The conference organizers say they hope to draw connections between global injustice against women and their exclusion from ordination in the Catholic Church.

“We call out sexism when we see it in our schools, the workplace, and in politics, but when it comes to the Catholic Church, far too many look the other way,” Erin Saiz Hanna, organizer and co-executive director of the Women’s Ordination Conference, said in a statement. “Women’s leadership is integral to all aspects of church and society and it is long overdue that our church opens the door to the ordination of women.”

In the New York Times op-ed, Bishop Quinn said he loves the church but worries about its future. He is concerned that an increasing number of young people belong to no church, are agnostic, or have an individualist spirituality without understanding the need for community.

In this context, Bishop Quinn said his “brother bishop” Pope Francis should consider convening a Third Vatican Council, in order to “slow or reverse the flow of the faithful out of the church” and to “stimulate a new conversation about God.” He hopes such a Council would address issues like the spiritual life of clergy and lay people, the morality of global economies, peace and war, human sexuality and the poor and the suffering.

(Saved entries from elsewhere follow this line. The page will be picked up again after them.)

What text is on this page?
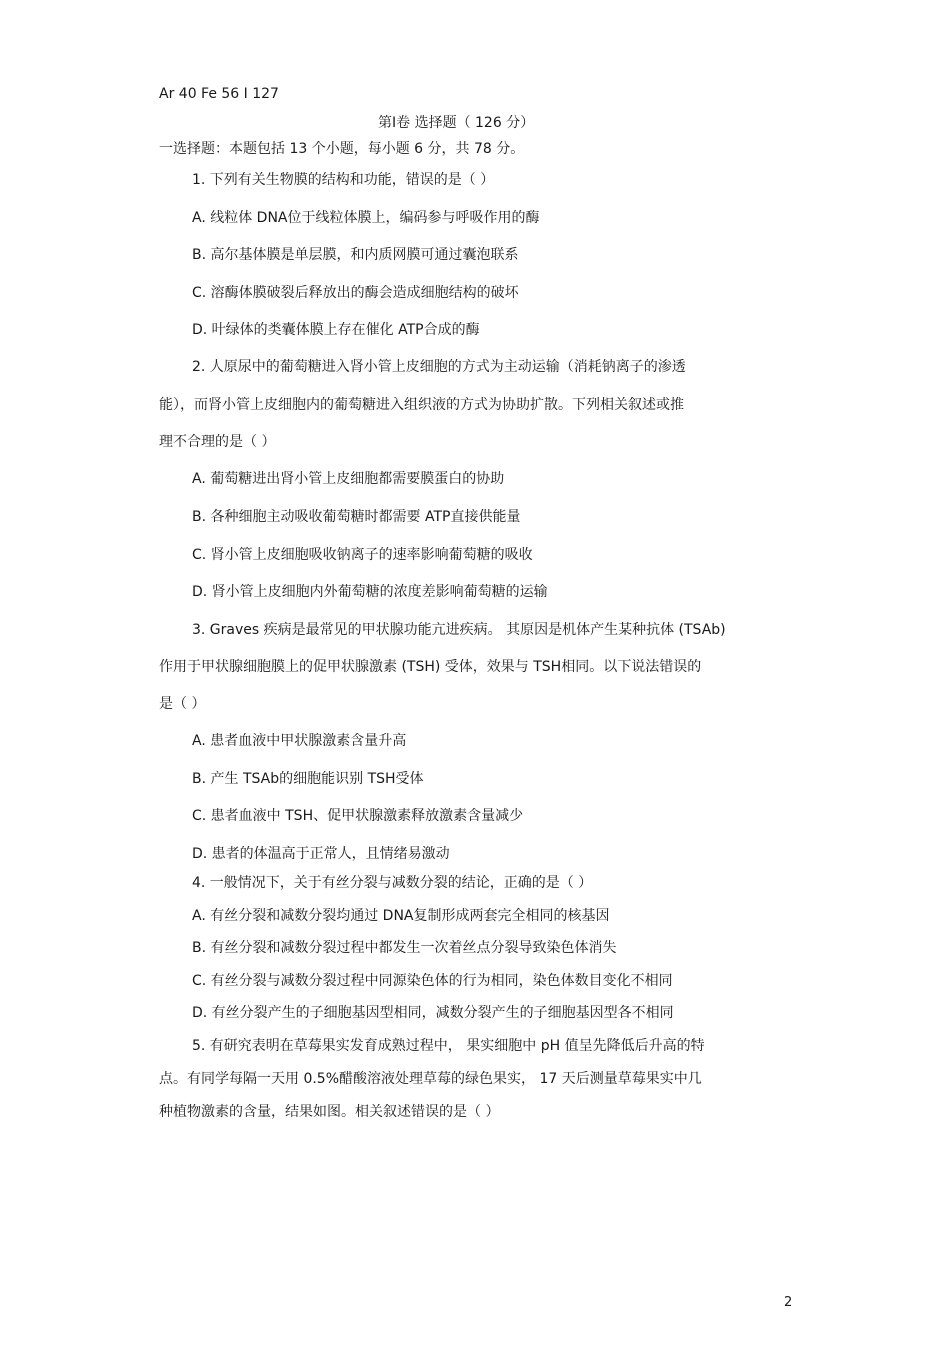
Ar 40 Fe 56 I 127
第Ⅰ卷 选择题（ 126 分）
一选择题：本题包括 13 个小题，每小题 6 分，共 78 分。
1. 下列有关生物膜的结构和功能，错误的是（ ）
A. 线粒体 DNA位于线粒体膜上，编码参与呼吸作用的酶
B. 高尔基体膜是单层膜，和内质网膜可通过囊泡联系
C. 溶酶体膜破裂后释放出的酶会造成细胞结构的破坏
D. 叶绿体的类囊体膜上存在催化 ATP合成的酶
2. 人原尿中的葡萄糖进入肾小管上皮细胞的方式为主动运输（消耗钠离子的渗透
能），而肾小管上皮细胞内的葡萄糖进入组织液的方式为协助扩散。下列相关叙述或推
理不合理的是（ ）
A. 葡萄糖进出肾小管上皮细胞都需要膜蛋白的协助
B. 各种细胞主动吸收葡萄糖时都需要 ATP直接供能量
C. 肾小管上皮细胞吸收钠离子的速率影响葡萄糖的吸收
D. 肾小管上皮细胞内外葡萄糖的浓度差影响葡萄糖的运输
3. Graves 疾病是最常见的甲状腺功能亢进疾病。 其原因是机体产生某种抗体 (TSAb)
作用于甲状腺细胞膜上的促甲状腺激素 (TSH) 受体，效果与 TSH相同。以下说法错误的
是（ ）
A. 患者血液中甲状腺激素含量升高
B. 产生 TSAb的细胞能识别 TSH受体
C. 患者血液中 TSH、促甲状腺激素释放激素含量减少
D. 患者的体温高于正常人，且情绪易激动
4. 一般情况下，关于有丝分裂与减数分裂的结论，正确的是（ ）
A. 有丝分裂和减数分裂均通过 DNA复制形成两套完全相同的核基因
B. 有丝分裂和减数分裂过程中都发生一次着丝点分裂导致染色体消失
C. 有丝分裂与减数分裂过程中同源染色体的行为相同，染色体数目变化不相同
D. 有丝分裂产生的子细胞基因型相同，减数分裂产生的子细胞基因型各不相同
5. 有研究表明在草莓果实发育成熟过程中， 果实细胞中 pH 值呈先降低后升高的特
点。有同学每隔一天用 0.5%醋酸溶液处理草莓的绿色果实， 17 天后测量草莓果实中几
种植物激素的含量，结果如图。相关叙述错误的是（ ）
2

“The main challenge facing the church today is not simply to resolve questions like celibacy,” he wrote, “but to relearn how to communicate a deeper, more intelligent, more relevant religion that leads to a life of acceptance and love.”

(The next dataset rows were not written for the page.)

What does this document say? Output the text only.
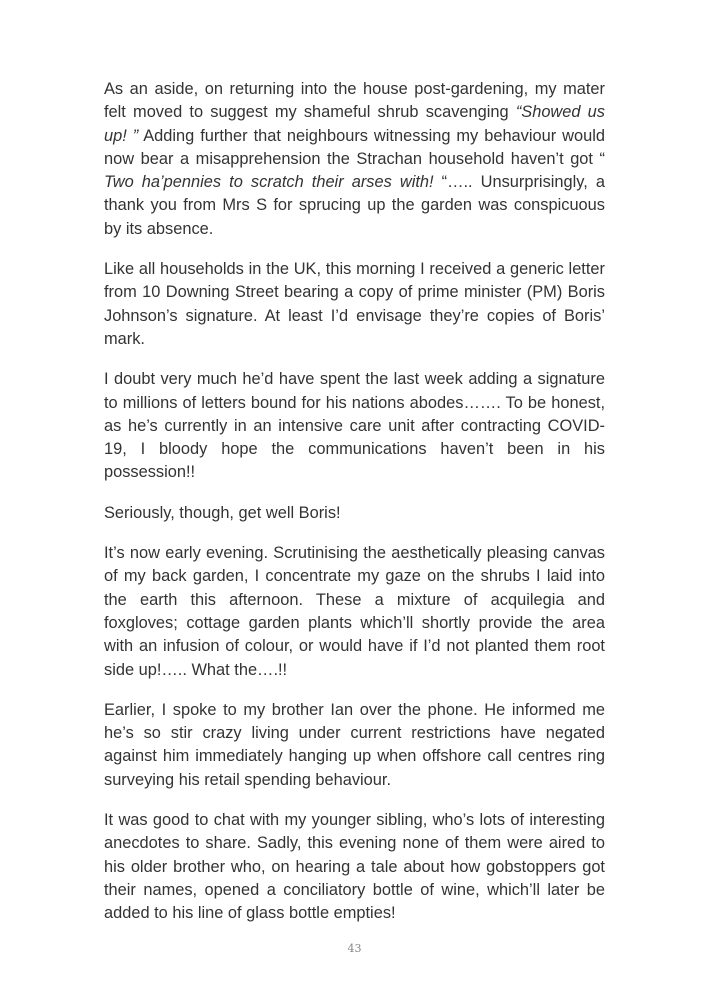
As an aside, on returning into the house post-gardening, my mater felt moved to suggest my shameful shrub scavenging “Showed us up! ” Adding further that neighbours witnessing my behaviour would now bear a misapprehension the Strachan household haven’t got “ Two ha’pennies to scratch their arses with! “….. Unsurprisingly, a thank you from Mrs S for sprucing up the garden was conspicuous by its absence.

Like all households in the UK, this morning I received a generic letter from 10 Downing Street bearing a copy of prime minister (PM) Boris Johnson’s signature. At least I’d envisage they’re copies of Boris’ mark.

I doubt very much he’d have spent the last week adding a signature to millions of letters bound for his nations abodes……. To be honest, as he’s currently in an intensive care unit after contracting COVID-19, I bloody hope the communications haven’t been in his possession!!

Seriously, though, get well Boris!

It’s now early evening. Scrutinising the aesthetically pleasing canvas of my back garden, I concentrate my gaze on the shrubs I laid into the earth this afternoon. These a mixture of acquilegia and foxgloves; cottage garden plants which’ll shortly provide the area with an infusion of colour, or would have if I’d not planted them root side up!….. What the….!!

Earlier, I spoke to my brother Ian over the phone. He informed me he’s so stir crazy living under current restrictions have negated against him immediately hanging up when offshore call centres ring surveying his retail spending behaviour.

It was good to chat with my younger sibling, who’s lots of interesting anecdotes to share. Sadly, this evening none of them were aired to his older brother who, on hearing a tale about how gobstoppers got their names, opened a conciliatory bottle of wine, which’ll later be added to his line of glass bottle empties!

43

Bishop Quinn acknowledged in the interview with America that the church has not yet fully appropriated and implemented the teachings of the Second Vatican Council, so he said Vatican III “could come down the road.”

Bishop Quinn said he believes the bishops are evenly divided on making celibacy optional in the Latin Church, but he had no way of knowing for sure. On the situation of Catholics in a second marriage without an annulment, he thinks the bishops “in principle” would like to allow these people to receive Communion, since these people “particularly need the nourishment and healing of the Eucharist.”

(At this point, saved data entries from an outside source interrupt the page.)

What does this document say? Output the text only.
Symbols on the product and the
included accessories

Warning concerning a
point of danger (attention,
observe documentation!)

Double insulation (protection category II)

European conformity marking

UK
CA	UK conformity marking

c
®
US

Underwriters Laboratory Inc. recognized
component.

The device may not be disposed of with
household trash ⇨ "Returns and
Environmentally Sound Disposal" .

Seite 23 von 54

On the ordination of women, Bishop Quinn said there is less support among bishops because of the statements of recent popes. However, he has the impression that many bishops would support the possibility of women deacons, since it is an open question in the church and the bishops “need the help” in their dioceses.

The only deacon named in the New Testament is a woman, Phoebe.

Gary Macy, a professor of religious studies at Santa Clara University, provides historical evidence in Women Deacons: Past, Present and Future (2011) that women deacons existed in the church until the 12th century, when the diaconate became a transitional step toward priesthood and therefore excluded women.

“The permanent diaconate has worked out very well in this country,” Bishop Quinn added, suggesting that women should be added to the cohort of deacons serving the church.

After his retirement in 1994, Bishop Quinn moved to Arizona to work among Native Americans. While there, he wrote a “fictional memoir” titled, Behind Closed Doors: Conflicts in Today’s Church, about the lives of three priests. (Catholic News Service tells the story.) In 2007, Bishop Quinn returned to Sacramento, where he now lives in an assisted-living home.

“I don’t think I’m saying anything drastic in the [New York Times] op-ed, but I’ll hear from people,” he said.

Bishop Quinn said many people complained when he allowed a jazz Mass, women altar servers, and washed the feet of women during his time as bishop.

“Then,” he said with confidence, “all those things were approved later.”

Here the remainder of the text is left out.